Cognitive-experiential self-theory (CEST) is a broad, integrative theory of personality that is compatible with major aspects of a wide variety of other theories, including classical and neopsychoanalytic theory, Jungian psychology, Adlerian psychology, reinforcement theory, existentialism, phenomenology, and modern cognitive psychology. Unlike other cognitive theories, it assumes the existence of not one but three conceptual systems, each operating by its own rules of inference, and each capable of influencing the others. It also differs from other cognitive theories in assuming that the systems are not simply a collection of discrete cognitions or even of isolated networks of cognitions, but function as organized wholes.

CEST shares with psychoanalysis an emphasis on the importance of the unconscious determination of human thought and behavior.
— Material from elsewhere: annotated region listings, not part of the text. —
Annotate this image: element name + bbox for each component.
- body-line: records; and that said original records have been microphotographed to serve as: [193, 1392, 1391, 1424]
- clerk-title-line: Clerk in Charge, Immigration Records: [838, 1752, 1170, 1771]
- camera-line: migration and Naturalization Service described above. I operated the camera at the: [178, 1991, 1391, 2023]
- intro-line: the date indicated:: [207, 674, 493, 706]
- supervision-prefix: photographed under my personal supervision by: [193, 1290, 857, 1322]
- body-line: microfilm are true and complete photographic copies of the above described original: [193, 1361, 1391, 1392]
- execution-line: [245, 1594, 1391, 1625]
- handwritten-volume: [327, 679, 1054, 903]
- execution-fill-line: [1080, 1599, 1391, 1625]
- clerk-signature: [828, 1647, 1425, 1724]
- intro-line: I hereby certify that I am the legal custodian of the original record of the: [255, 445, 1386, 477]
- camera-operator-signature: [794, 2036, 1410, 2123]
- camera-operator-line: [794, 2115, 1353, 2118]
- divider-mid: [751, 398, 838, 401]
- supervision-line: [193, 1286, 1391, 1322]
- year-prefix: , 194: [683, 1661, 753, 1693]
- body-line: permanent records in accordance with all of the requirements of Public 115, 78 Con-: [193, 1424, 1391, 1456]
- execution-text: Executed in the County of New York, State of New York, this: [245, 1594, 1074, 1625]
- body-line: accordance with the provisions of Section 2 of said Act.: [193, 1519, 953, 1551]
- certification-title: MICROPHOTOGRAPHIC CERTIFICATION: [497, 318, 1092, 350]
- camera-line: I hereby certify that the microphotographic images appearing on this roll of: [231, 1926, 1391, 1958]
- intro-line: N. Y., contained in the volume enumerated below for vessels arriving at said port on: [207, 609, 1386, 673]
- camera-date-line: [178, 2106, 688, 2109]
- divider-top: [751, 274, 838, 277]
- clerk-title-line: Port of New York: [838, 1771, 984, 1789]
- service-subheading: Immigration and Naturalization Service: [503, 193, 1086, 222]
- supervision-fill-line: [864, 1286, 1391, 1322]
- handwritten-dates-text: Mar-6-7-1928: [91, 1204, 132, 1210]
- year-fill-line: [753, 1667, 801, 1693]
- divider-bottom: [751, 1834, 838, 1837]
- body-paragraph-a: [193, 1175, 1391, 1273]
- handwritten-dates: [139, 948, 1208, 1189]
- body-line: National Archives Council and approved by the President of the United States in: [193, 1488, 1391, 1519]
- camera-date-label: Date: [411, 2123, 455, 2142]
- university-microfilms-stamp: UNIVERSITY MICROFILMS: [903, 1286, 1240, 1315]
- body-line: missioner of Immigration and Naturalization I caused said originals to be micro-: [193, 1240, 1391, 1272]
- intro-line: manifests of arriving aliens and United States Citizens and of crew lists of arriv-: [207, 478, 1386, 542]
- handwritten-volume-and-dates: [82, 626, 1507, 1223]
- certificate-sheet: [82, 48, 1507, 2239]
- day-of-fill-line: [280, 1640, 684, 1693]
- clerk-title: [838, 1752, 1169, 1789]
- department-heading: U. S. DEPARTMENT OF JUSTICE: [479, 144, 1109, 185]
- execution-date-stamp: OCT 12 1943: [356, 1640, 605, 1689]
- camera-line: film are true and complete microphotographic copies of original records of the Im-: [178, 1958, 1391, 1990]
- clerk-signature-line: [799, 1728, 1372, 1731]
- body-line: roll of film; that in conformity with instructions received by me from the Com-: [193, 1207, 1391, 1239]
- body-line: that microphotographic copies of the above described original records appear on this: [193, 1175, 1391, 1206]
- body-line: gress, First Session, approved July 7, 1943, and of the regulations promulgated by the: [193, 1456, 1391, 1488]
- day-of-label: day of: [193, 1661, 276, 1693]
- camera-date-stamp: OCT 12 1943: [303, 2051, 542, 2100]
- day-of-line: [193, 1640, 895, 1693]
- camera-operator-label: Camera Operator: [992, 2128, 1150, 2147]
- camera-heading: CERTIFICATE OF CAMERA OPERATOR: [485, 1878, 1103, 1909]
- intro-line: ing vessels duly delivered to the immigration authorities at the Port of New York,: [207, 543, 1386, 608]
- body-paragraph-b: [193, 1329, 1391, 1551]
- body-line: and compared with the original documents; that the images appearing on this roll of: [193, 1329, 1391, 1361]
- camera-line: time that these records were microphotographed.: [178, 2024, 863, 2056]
However, without denying the importance of the Freudian unconscious for certain kinds of behavior, it introduces another level of unconscious processing of information that it considers to have a far more general influence on everyday thought and behavior. Because this other level of the unconscious is more accessible to consciousness than the Freudian unconscious, it is useful to refer to it as preconscious. Whether one wishes to understand individual personality or the more general effects of significant life events, such as bereavement, on people, it is necessary to understand how this system operates, for it is this system, not the rational system, or the one that operates at a deeper unconscious level, that primarily determines people's cognitive, emotional, and behavioral reactions.